How does DVA affect children and young people?
One in seven children and young people under the age of 18 will live with DVA at some point in their childhood. Children who grow up in families where DVA occurs are severely affected by it. In this article, we’ll explore the impact it has on their lives.
Children can experience many of the same forms of DVA as an intimate partner. They may be subjected to physical abuse and can be threatened, controlled or manipulated. They may also experience abuse when trying to protect a parent.
Children can even lose their life as a consequence of DVA. Between 1994 and 2015, 48 children were killed in the UK by an abusive parent (mostly fathers) in circumstances relating to child contact arrangements (Women’s Aid, 2017).
In families where DVA takes place, children may also be affected by neglect. DVA is associated with higher rates of infant and child mortality and morbidity as parents are not able to pay full attention to their child. For example, not feeding them well or seeking medical attention in time if they feel unwell.
A study conducted in London by Refuge found that 34.4% of under-18s who lived in families with DVA, were also abused or neglected by a parent or guardian. Whilst a UK study of 139 serious case reviews (local enquiries into the death or serious injury of a child where abuse or neglect are known or suspected) found that nearly 63% of cases featured DVA.

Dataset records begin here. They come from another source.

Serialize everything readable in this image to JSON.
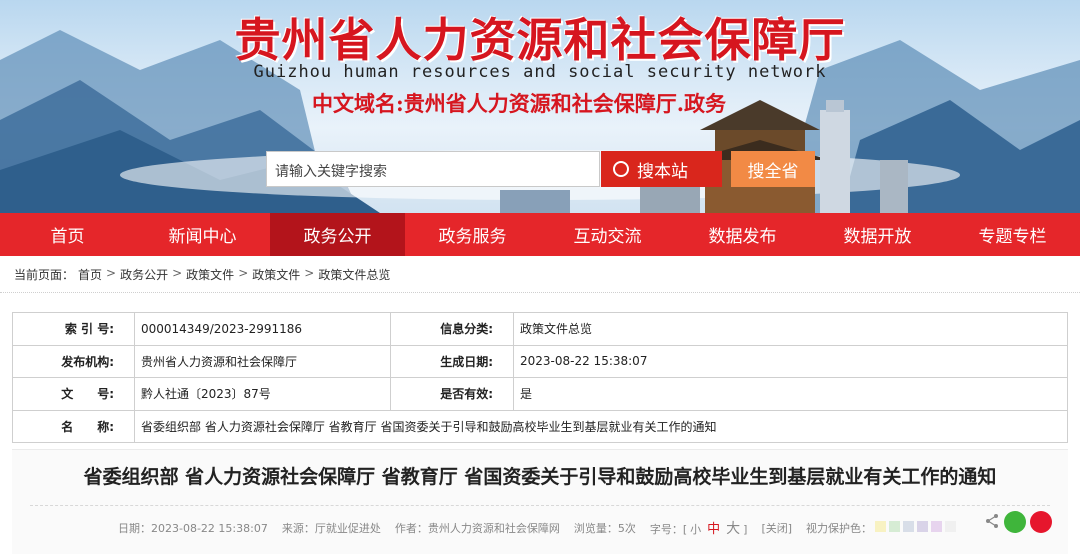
{
  "header": {
    "title": "贵州省人力资源和社会保障厅",
    "subtitle_en": "Guizhou human resources and social security network",
    "domain_label": "中文域名:贵州省人力资源和社会保障厅.政务"
  },
  "search": {
    "placeholder": "请输入关键字搜索",
    "site_button": "搜本站",
    "province_button": "搜全省"
  },
  "nav": {
    "items": [
      "首页",
      "新闻中心",
      "政务公开",
      "政务服务",
      "互动交流",
      "数据发布",
      "数据开放",
      "专题专栏"
    ],
    "active": "政务公开"
  },
  "breadcrumb": {
    "prefix": "当前页面：",
    "items": [
      "首页",
      "政务公开",
      "政策文件",
      "政策文件",
      "政策文件总览"
    ],
    "separator": ">"
  },
  "info": {
    "index_label": "索 引 号:",
    "index_value": "000014349/2023-2991186",
    "category_label": "信息分类:",
    "category_value": "政策文件总览",
    "issuer_label": "发布机构:",
    "issuer_value": "贵州省人力资源和社会保障厅",
    "date_label": "生成日期:",
    "date_value": "2023-08-22 15:38:07",
    "doc_label": "文　　号:",
    "doc_value": "黔人社通〔2023〕87号",
    "valid_label": "是否有效:",
    "valid_value": "是",
    "name_label": "名　　称:",
    "name_value": "省委组织部 省人力资源社会保障厅 省教育厅 省国资委关于引导和鼓励高校毕业生到基层就业有关工作的通知"
  },
  "article": {
    "title": "省委组织部 省人力资源社会保障厅 省教育厅 省国资委关于引导和鼓励高校毕业生到基层就业有关工作的通知",
    "date_label": "日期：",
    "date": "2023-08-22 15:38:07",
    "source_label": "来源：",
    "source": "厅就业促进处",
    "author_label": "作者：",
    "author": "贵州人力资源和社会保障网",
    "views_label": "浏览量：",
    "views": "5次",
    "font_label": "字号：",
    "font_open": "[",
    "font_small": "小",
    "font_mid": "中",
    "font_big": "大",
    "font_close": "]",
    "close_label": "[关闭]",
    "eye_label": "视力保护色：",
    "eye_colors": [
      "#f8f2c2",
      "#d6ecd4",
      "#d8dee8",
      "#d9d3e8",
      "#e7d4ee",
      "#f0f0f0"
    ]
  },
  "colors": {
    "brand_red": "#e5262a",
    "nav_active": "#b3141b",
    "search_red": "#d9261c",
    "search_orange": "#f28a45"
  }
}
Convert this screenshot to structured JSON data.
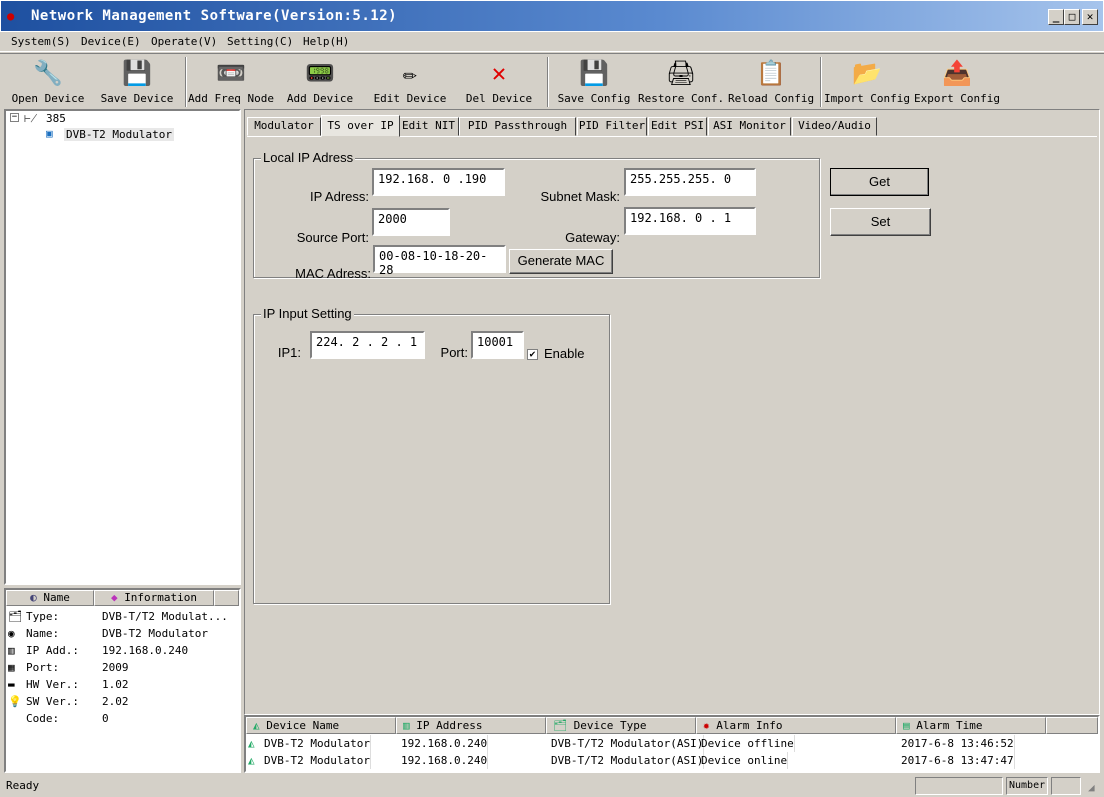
{
  "window": {
    "title": "Network Management Software(Version:5.12)"
  },
  "menu": [
    "System(S)",
    "Device(E)",
    "Operate(V)",
    "Setting(C)",
    "Help(H)"
  ],
  "toolbar": [
    {
      "label": "Open Device",
      "icon": "open-device-icon",
      "glyph": "🔧"
    },
    {
      "label": "Save Device",
      "icon": "save-device-icon",
      "glyph": "💾"
    },
    {
      "label": "Add Freq Node",
      "icon": "add-freq-node-icon",
      "glyph": "📼"
    },
    {
      "label": "Add Device",
      "icon": "add-device-icon",
      "glyph": "📟"
    },
    {
      "label": "Edit Device",
      "icon": "edit-device-icon",
      "glyph": "✏"
    },
    {
      "label": "Del Device",
      "icon": "delete-icon",
      "glyph": "✕"
    },
    {
      "label": "Save Config",
      "icon": "save-config-icon",
      "glyph": "💾"
    },
    {
      "label": "Restore Conf.",
      "icon": "restore-config-icon",
      "glyph": "🖨"
    },
    {
      "label": "Reload Config",
      "icon": "reload-config-icon",
      "glyph": "📋"
    },
    {
      "label": "Import Config",
      "icon": "import-config-icon",
      "glyph": "📂"
    },
    {
      "label": "Export Config",
      "icon": "export-config-icon",
      "glyph": "📤"
    }
  ],
  "tree": {
    "root": "385",
    "child": "DVB-T2 Modulator"
  },
  "info": {
    "headers": [
      "Name",
      "Information"
    ],
    "rows": [
      {
        "name": "Type:",
        "value": "DVB-T/T2 Modulat..."
      },
      {
        "name": "Name:",
        "value": "DVB-T2 Modulator"
      },
      {
        "name": "IP Add.:",
        "value": "192.168.0.240"
      },
      {
        "name": "Port:",
        "value": "2009"
      },
      {
        "name": "HW Ver.:",
        "value": "1.02"
      },
      {
        "name": "SW Ver.:",
        "value": "2.02"
      },
      {
        "name": "Code:",
        "value": "0"
      }
    ]
  },
  "tabs": [
    "Modulator",
    "TS over IP",
    "Edit NIT",
    "PID Passthrough",
    "PID Filter",
    "Edit PSI",
    "ASI Monitor",
    "Video/Audio"
  ],
  "active_tab": "TS over IP",
  "local_ip": {
    "title": "Local IP Adress",
    "ip_label": "IP Adress:",
    "ip": "192.168. 0 .190",
    "mask_label": "Subnet Mask:",
    "mask": "255.255.255. 0",
    "port_label": "Source Port:",
    "port": "2000",
    "gw_label": "Gateway:",
    "gw": "192.168. 0 . 1",
    "mac_label": "MAC Adress:",
    "mac": "00-08-10-18-20-28",
    "gen_mac": "Generate MAC"
  },
  "buttons": {
    "get": "Get",
    "set": "Set"
  },
  "ip_input": {
    "title": "IP Input Setting",
    "ip1_label": "IP1:",
    "ip1": "224. 2 . 2 . 1",
    "port_label": "Port:",
    "port": "10001",
    "enable_label": "Enable",
    "enabled": true
  },
  "alarms": {
    "headers": [
      "Device Name",
      "IP Address",
      "Device Type",
      "Alarm Info",
      "Alarm Time"
    ],
    "rows": [
      [
        "DVB-T2 Modulator",
        "192.168.0.240",
        "DVB-T/T2 Modulator(ASI)",
        "Device offline",
        "2017-6-8 13:46:52"
      ],
      [
        "DVB-T2 Modulator",
        "192.168.0.240",
        "DVB-T/T2 Modulator(ASI)",
        "Device online",
        "2017-6-8 13:47:47"
      ]
    ]
  },
  "status": {
    "text": "Ready",
    "number_label": "Number"
  }
}
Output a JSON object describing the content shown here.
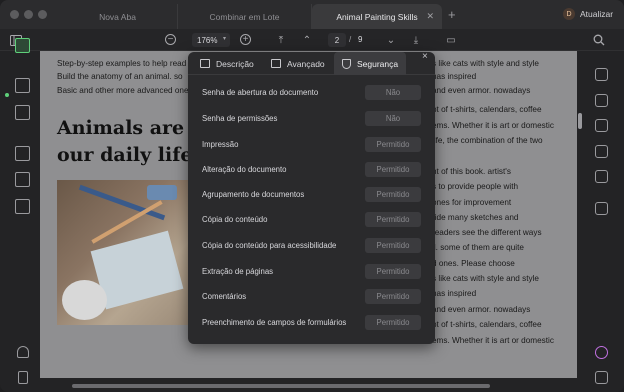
{
  "tabs": [
    {
      "label": "Nova Aba",
      "active": false
    },
    {
      "label": "Combinar em Lote",
      "active": false
    },
    {
      "label": "Animal Painting Skills",
      "active": true
    }
  ],
  "header": {
    "update_avatar": "D",
    "update_label": "Atualizar"
  },
  "toolbar": {
    "zoom": "176%",
    "page_current": "2",
    "page_sep": "/",
    "page_total": "9"
  },
  "document": {
    "top_lines": [
      "Step-by-step examples to help read",
      "Build the anatomy of an animal. so",
      "Basic and other more advanced one"
    ],
    "title_lines": [
      "Animals are a",
      "our daily life"
    ],
    "right_lines": [
      "s like cats with style and style",
      "has inspired",
      "and even armor. nowadays",
      "pt of t-shirts, calendars, coffee",
      "ems. Whether it is art or domestic",
      "life, the combination of the two",
      "",
      "nt of this book. artist's",
      "s to provide people with",
      "ones for improvement",
      "ride many sketches and",
      "readers see the different ways",
      "ll. some of them are quite",
      "d ones. Please choose",
      "s like cats with style and style",
      "has inspired",
      "and even armor. nowadays",
      "pt of t-shirts, calendars, coffee",
      "ems. Whether it is art or domestic"
    ]
  },
  "properties": {
    "tabs": [
      "Descrição",
      "Avançado",
      "Segurança"
    ],
    "active_tab": "Segurança",
    "close": "×",
    "rows": [
      {
        "label": "Senha de abertura do documento",
        "value": "Não"
      },
      {
        "label": "Senha de permissões",
        "value": "Não"
      },
      {
        "label": "Impressão",
        "value": "Permitido"
      },
      {
        "label": "Alteração do documento",
        "value": "Permitido"
      },
      {
        "label": "Agrupamento de documentos",
        "value": "Permitido"
      },
      {
        "label": "Cópia do conteúdo",
        "value": "Permitido"
      },
      {
        "label": "Cópia do conteúdo para acessibilidade",
        "value": "Permitido"
      },
      {
        "label": "Extração de páginas",
        "value": "Permitido"
      },
      {
        "label": "Comentários",
        "value": "Permitido"
      },
      {
        "label": "Preenchimento de campos de formulários",
        "value": "Permitido"
      }
    ]
  },
  "icons": {
    "zoom_out": "−",
    "zoom_in": "+",
    "first_page": "⤒",
    "prev_page": "⌃",
    "next_page": "⌄",
    "last_page": "⤓",
    "comment": "▭",
    "search": "⌕"
  },
  "colors": {
    "accent": "#5fd07a",
    "popup_bg": "#2a2a2c",
    "doc_bg": "#8f8f91"
  }
}
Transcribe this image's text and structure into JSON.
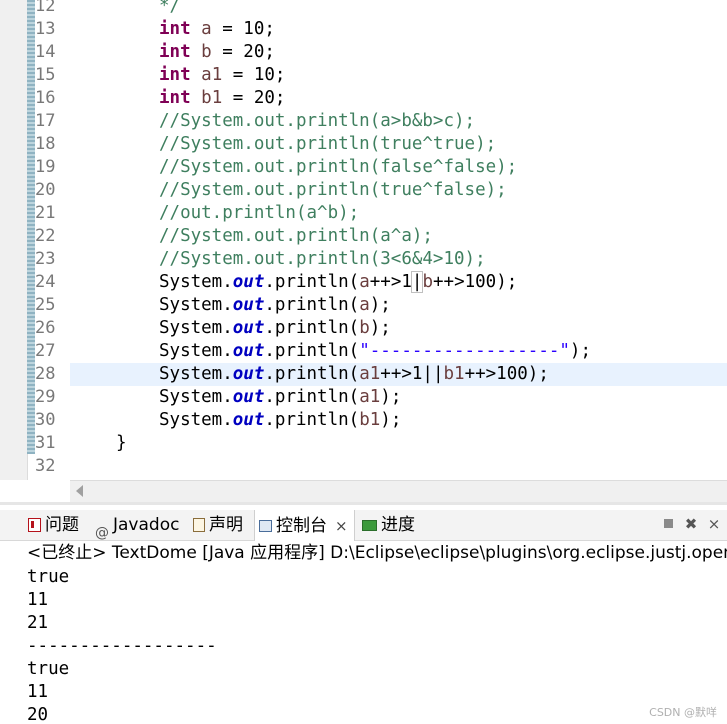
{
  "editor": {
    "lines": [
      {
        "num": "12",
        "tokens": [
          {
            "t": "*/",
            "c": "cm"
          }
        ]
      },
      {
        "num": "13",
        "tokens": [
          {
            "t": "int",
            "c": "kw"
          },
          {
            "t": " "
          },
          {
            "t": "a",
            "c": "var"
          },
          {
            "t": " = 10;"
          }
        ]
      },
      {
        "num": "14",
        "tokens": [
          {
            "t": "int",
            "c": "kw"
          },
          {
            "t": " "
          },
          {
            "t": "b",
            "c": "var"
          },
          {
            "t": " = 20;"
          }
        ]
      },
      {
        "num": "15",
        "tokens": [
          {
            "t": "int",
            "c": "kw"
          },
          {
            "t": " "
          },
          {
            "t": "a1",
            "c": "var"
          },
          {
            "t": " = 10;"
          }
        ]
      },
      {
        "num": "16",
        "tokens": [
          {
            "t": "int",
            "c": "kw"
          },
          {
            "t": " "
          },
          {
            "t": "b1",
            "c": "var"
          },
          {
            "t": " = 20;"
          }
        ]
      },
      {
        "num": "17",
        "tokens": [
          {
            "t": "//System.out.println(a>b&b>c);",
            "c": "cm"
          }
        ]
      },
      {
        "num": "18",
        "tokens": [
          {
            "t": "//System.out.println(true^true);",
            "c": "cm"
          }
        ]
      },
      {
        "num": "19",
        "tokens": [
          {
            "t": "//System.out.println(false^false);",
            "c": "cm"
          }
        ]
      },
      {
        "num": "20",
        "tokens": [
          {
            "t": "//System.out.println(true^false);",
            "c": "cm"
          }
        ]
      },
      {
        "num": "21",
        "tokens": [
          {
            "t": "//out.println(a^b);",
            "c": "cm"
          }
        ]
      },
      {
        "num": "22",
        "tokens": [
          {
            "t": "//System.out.println(a^a);",
            "c": "cm"
          }
        ]
      },
      {
        "num": "23",
        "tokens": [
          {
            "t": "//System.out.println(3<6&4>10);",
            "c": "cm"
          }
        ]
      },
      {
        "num": "24",
        "tokens": [
          {
            "t": "System."
          },
          {
            "t": "out",
            "c": "fld"
          },
          {
            "t": ".println("
          },
          {
            "t": "a",
            "c": "var"
          },
          {
            "t": "++>1"
          },
          {
            "t": "|",
            "c": "box"
          },
          {
            "t": "b",
            "c": "var"
          },
          {
            "t": "++>100);"
          }
        ]
      },
      {
        "num": "25",
        "tokens": [
          {
            "t": "System."
          },
          {
            "t": "out",
            "c": "fld"
          },
          {
            "t": ".println("
          },
          {
            "t": "a",
            "c": "var"
          },
          {
            "t": ");"
          }
        ]
      },
      {
        "num": "26",
        "tokens": [
          {
            "t": "System."
          },
          {
            "t": "out",
            "c": "fld"
          },
          {
            "t": ".println("
          },
          {
            "t": "b",
            "c": "var"
          },
          {
            "t": ");"
          }
        ]
      },
      {
        "num": "27",
        "tokens": [
          {
            "t": "System."
          },
          {
            "t": "out",
            "c": "fld"
          },
          {
            "t": ".println("
          },
          {
            "t": "\"------------------\"",
            "c": "str"
          },
          {
            "t": ");"
          }
        ]
      },
      {
        "num": "28",
        "current": true,
        "tokens": [
          {
            "t": "System."
          },
          {
            "t": "out",
            "c": "fld"
          },
          {
            "t": ".println("
          },
          {
            "t": "a1",
            "c": "var"
          },
          {
            "t": "++>1||"
          },
          {
            "t": "b1",
            "c": "var"
          },
          {
            "t": "++>100);"
          }
        ]
      },
      {
        "num": "29",
        "tokens": [
          {
            "t": "System."
          },
          {
            "t": "out",
            "c": "fld"
          },
          {
            "t": ".println("
          },
          {
            "t": "a1",
            "c": "var"
          },
          {
            "t": ");"
          }
        ]
      },
      {
        "num": "30",
        "tokens": [
          {
            "t": "System."
          },
          {
            "t": "out",
            "c": "fld"
          },
          {
            "t": ".println("
          },
          {
            "t": "b1",
            "c": "var"
          },
          {
            "t": ");"
          }
        ]
      },
      {
        "num": "31",
        "indent": "outer",
        "tokens": [
          {
            "t": "}"
          }
        ]
      },
      {
        "num": "32",
        "tokens": []
      }
    ]
  },
  "views": {
    "tabs": [
      {
        "label": "问题",
        "icon": "problems-icon"
      },
      {
        "label": "Javadoc",
        "icon": "javadoc-icon",
        "glyph": "@"
      },
      {
        "label": "声明",
        "icon": "declaration-icon"
      },
      {
        "label": "控制台",
        "icon": "console-icon",
        "active": true,
        "close": "×"
      },
      {
        "label": "进度",
        "icon": "progress-icon"
      }
    ],
    "toolbar": {
      "remove_all_icon": "✖",
      "remove_launch_icon": "⨯"
    }
  },
  "console": {
    "header": "<已终止> TextDome [Java 应用程序] D:\\Eclipse\\eclipse\\plugins\\org.eclipse.justj.openjdk",
    "output": [
      "true",
      "11",
      "21",
      "------------------",
      "true",
      "11",
      "20"
    ]
  },
  "watermark": "CSDN @默咩",
  "colors": {
    "keyword": "#7f0055",
    "comment": "#3f7f5f",
    "field": "#0000c0",
    "string": "#2a00ff",
    "current_line": "#e8f2fe"
  }
}
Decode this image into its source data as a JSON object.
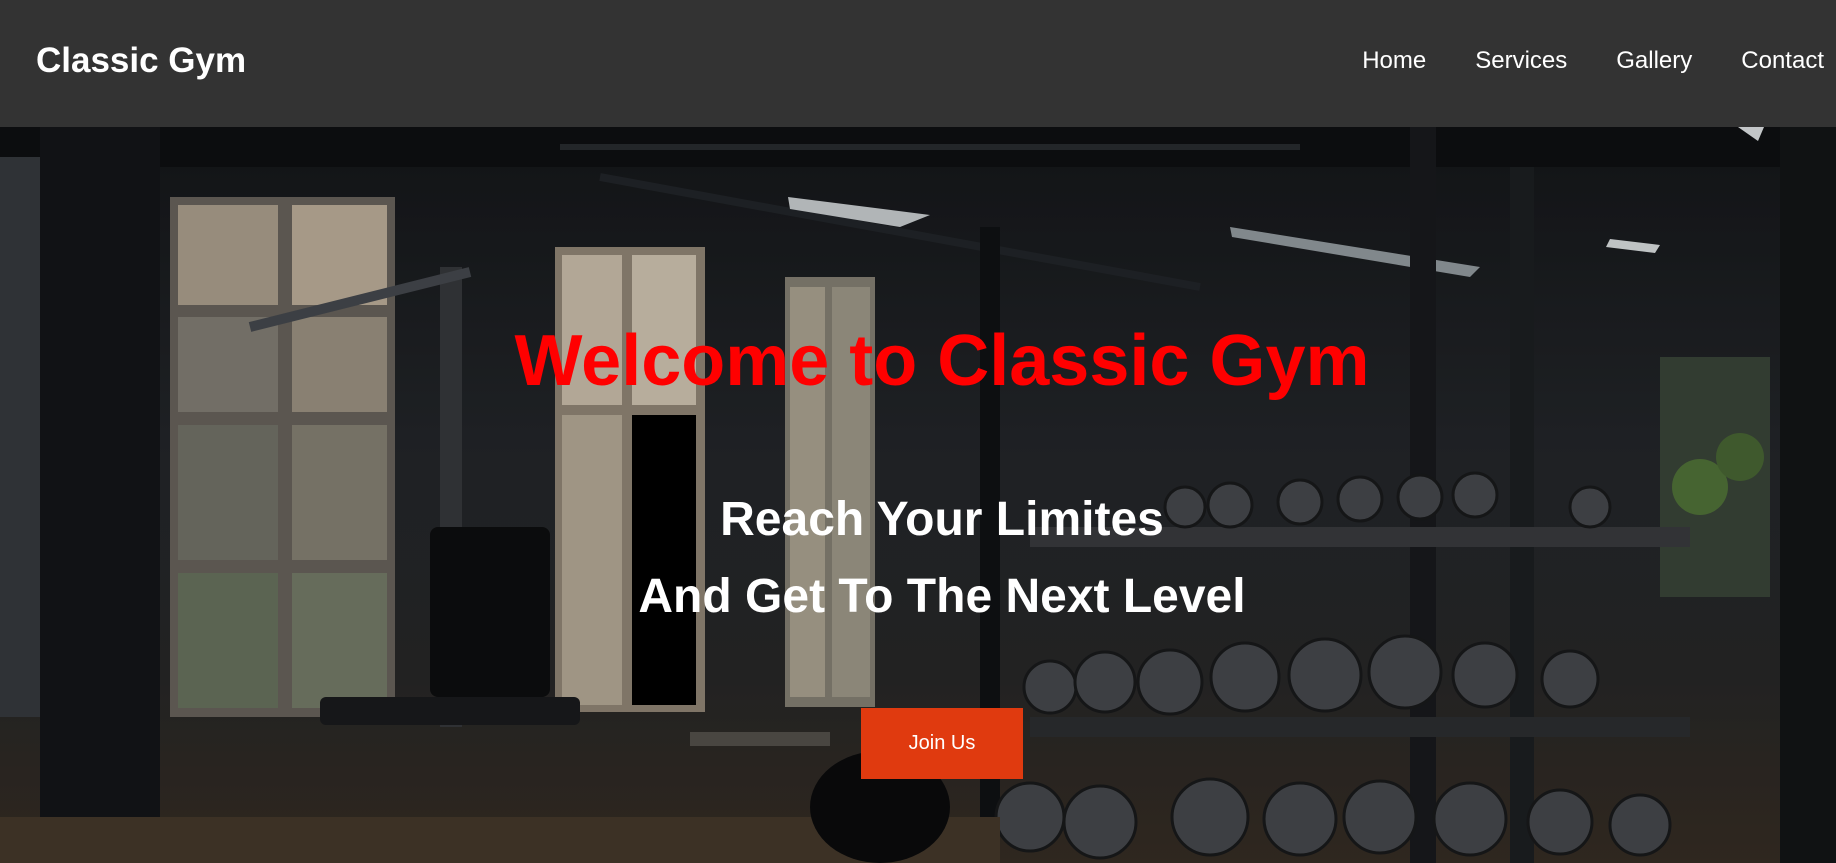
{
  "navbar": {
    "brand": "Classic Gym",
    "links": [
      "Home",
      "Services",
      "Gallery",
      "Contact"
    ]
  },
  "hero": {
    "title": "Welcome to Classic Gym",
    "tagline_line1": "Reach Your Limites",
    "tagline_line2": "And Get To The Next Level",
    "cta_label": "Join Us"
  },
  "colors": {
    "navbar_bg": "#333333",
    "title_red": "#ff0000",
    "cta_orange": "#e03a0f",
    "text_white": "#ffffff"
  }
}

Signs a child or young person is experiencing or witnessing abuse
Living with or experiencing abuse can inhibit a child’s physical, psychological, cognitive and behavioural development. They may also suffer a range of short and long term behavioural and emotional issues.
Some common signs that children may exhibit include:
|Physical signs||Behavioural signs|
|Unexplained injuries||Risky behaviour|
|Headaches||Being secretive about home life|
|Stomachaches||Seeking love from other adults|
|Fatigue and tiredness||Thinking about suicide|
|Cold sores||Attachment issues|
|Poor hygiene||Lack of confidence|
|Bed wetting||Poor attention|
Children may also feel angry, guilty, insecure, alone, frightened, powerless or confused. They may have mixed feelings about both their abusive and non-abusive parent.
Witnessing DVA in childhood can also be associated with perpetrating or experiencing DVA later in life.
Every child is a unique individual and will respond differently to their experiences. Some may display negative impacts and others may become resilient. The way a child reacts may also be affected by other factors including their gender, age, ethnicity and the type and quality of the support available to them.
Supporting children and young people
For many children, experiencing or witnessing DVA may be a normal part of their daily life and while they may realise the wrongness of the situation, they may find it hard to talk about it.
There is a growing recognition that the voices of children going through traumatic experiences often go unheard. The support available for children, particularly those who have witnessed rather than experienced abuse, is generally limited. Children need support to ensure they don’t see DVA as a shameful secret and are able to verbalise their feelings.
Professionals working in the DVA context, or with children directly, need to be able to recognise these behaviours and offer appropriate support.